Prime Minister Narendra Modi on April 3 ordered the withdrawal of a day-old move to punish journalists guilty of manufacturing “fake news”.
The Ministry of Information and Broadcasting issued a statement on April 2 proposing to strip journalists circulating “fake news” of their government accreditation, an important identity card needed to report official events and have access to key ministries and offices.
Indian journalists criticised the move, which they saw as another attempt to curb the freedom of press ahead of the crucial 2019 general elections.
India has slipped several notches on the freedom of press index, with those in power openly calling journalists “news traders” or “presstitutes”. In 2017 alone, two journalists were killed, there was a raid on a recognised media house and a defamation case slapped on a prominent digital platform known for its critical reporting on the government.
In its latest report, Reporters Without Borders, which listed India as slipping three places to 136th in World Press Freedom Index, highlighted concerns that Hindu nationalists were “trying to purge all manifestations of anti-national thought”.
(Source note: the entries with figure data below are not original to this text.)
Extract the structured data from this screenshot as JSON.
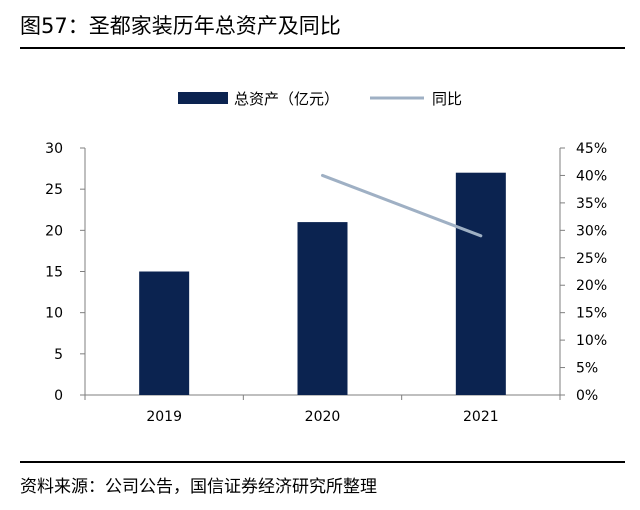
{
  "figure": {
    "title": "图57：圣都家装历年总资产及同比",
    "source": "资料来源：公司公告，国信证券经济研究所整理"
  },
  "colors": {
    "bar": "#0b2350",
    "line": "#9fb0c4",
    "axis": "#7f7f7f"
  },
  "chart_data": {
    "type": "bar",
    "categories": [
      "2019",
      "2020",
      "2021"
    ],
    "series": [
      {
        "name": "总资产（亿元）",
        "type": "bar",
        "axis": "left",
        "values": [
          15,
          21,
          27
        ]
      },
      {
        "name": "同比",
        "type": "line",
        "axis": "right",
        "values": [
          null,
          40,
          29
        ]
      }
    ],
    "y_left": {
      "ylim": [
        0,
        30
      ],
      "ticks": [
        "0",
        "5",
        "10",
        "15",
        "20",
        "25",
        "30"
      ]
    },
    "y_right": {
      "ylim": [
        0,
        45
      ],
      "ticks": [
        "0%",
        "5%",
        "10%",
        "15%",
        "20%",
        "25%",
        "30%",
        "35%",
        "40%",
        "45%"
      ]
    },
    "grid": false,
    "legend_position": "top"
  }
}
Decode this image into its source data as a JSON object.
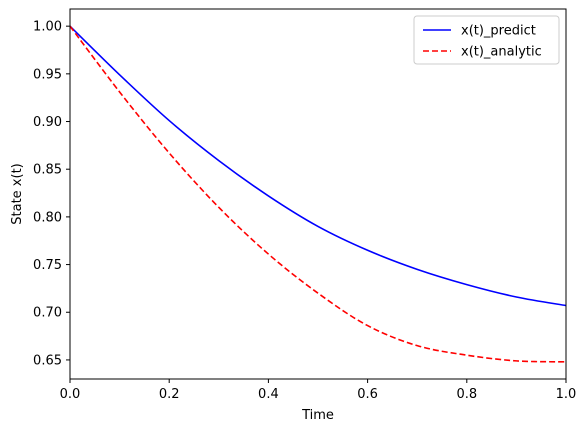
{
  "chart_data": {
    "type": "line",
    "title": "",
    "xlabel": "Time",
    "ylabel": "State x(t)",
    "xlim": [
      0.0,
      1.0
    ],
    "ylim": [
      0.63,
      1.018
    ],
    "xticks": [
      "0.0",
      "0.2",
      "0.4",
      "0.6",
      "0.8",
      "1.0"
    ],
    "yticks": [
      "0.65",
      "0.70",
      "0.75",
      "0.80",
      "0.85",
      "0.90",
      "0.95",
      "1.00"
    ],
    "grid": false,
    "legend_position": "top-right",
    "series": [
      {
        "name": "x(t)_predict",
        "color": "#0000ff",
        "style": "solid",
        "x": [
          0.0,
          0.1,
          0.2,
          0.3,
          0.4,
          0.5,
          0.6,
          0.7,
          0.8,
          0.9,
          1.0
        ],
        "y": [
          1.0,
          0.949,
          0.901,
          0.859,
          0.822,
          0.79,
          0.765,
          0.745,
          0.729,
          0.716,
          0.707
        ]
      },
      {
        "name": "x(t)_analytic",
        "color": "#ff0000",
        "style": "dashed",
        "x": [
          0.0,
          0.1,
          0.2,
          0.3,
          0.4,
          0.5,
          0.6,
          0.7,
          0.8,
          0.9,
          1.0
        ],
        "y": [
          1.0,
          0.931,
          0.867,
          0.81,
          0.761,
          0.72,
          0.686,
          0.665,
          0.655,
          0.649,
          0.648
        ]
      }
    ]
  }
}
Following Modi’s directive, Information and Broadcasting Minister Smriti Irani tweeted that the matter of fake news should be within the purview of the Press Council of India. Barely 24 hours earlier, she had announced in a statement that the government would cancel the accreditation of journalists who peddled “fake news”.
“PIB (Press Information Bureau) Accreditation Guidelines asking Press Council of India & News Broadcasters Association to define & act against ‘fake news’ have generated debate. Several journalists & organisations have reached out giving positive suggestions regarding the same,” Irani tweeted.
The Indian Express cited sources as saying that the Prime Minister’s Office was “not consulted” and was unaware of Irani’s directive until it became public. Many see this as a snub for Irani.
Many pointed out the measures outlined by Irani gave virtually no scope to journalists to defend themselves against allegations of peddling fake news.
Veteran journalist Shekhar Gupta opposed the muzzling of the media in a tweet, “Make no mistake: this is a breathtaking assault on mainstream media. It’s a moment like Rajiv Gandhi’s anti-defamation bill. All media shd bury their differences and resist this.”
The Press Club of India, Indian Women’s Press Corps, Press Association and the Federation of Press Clubs of India issued statements welcoming the withdrawal of the order. “There is ample scope for introspection and reform of journalistic practices; yet, a government fiat restraining the fourth pillar of our democracy is not the solution,” it said.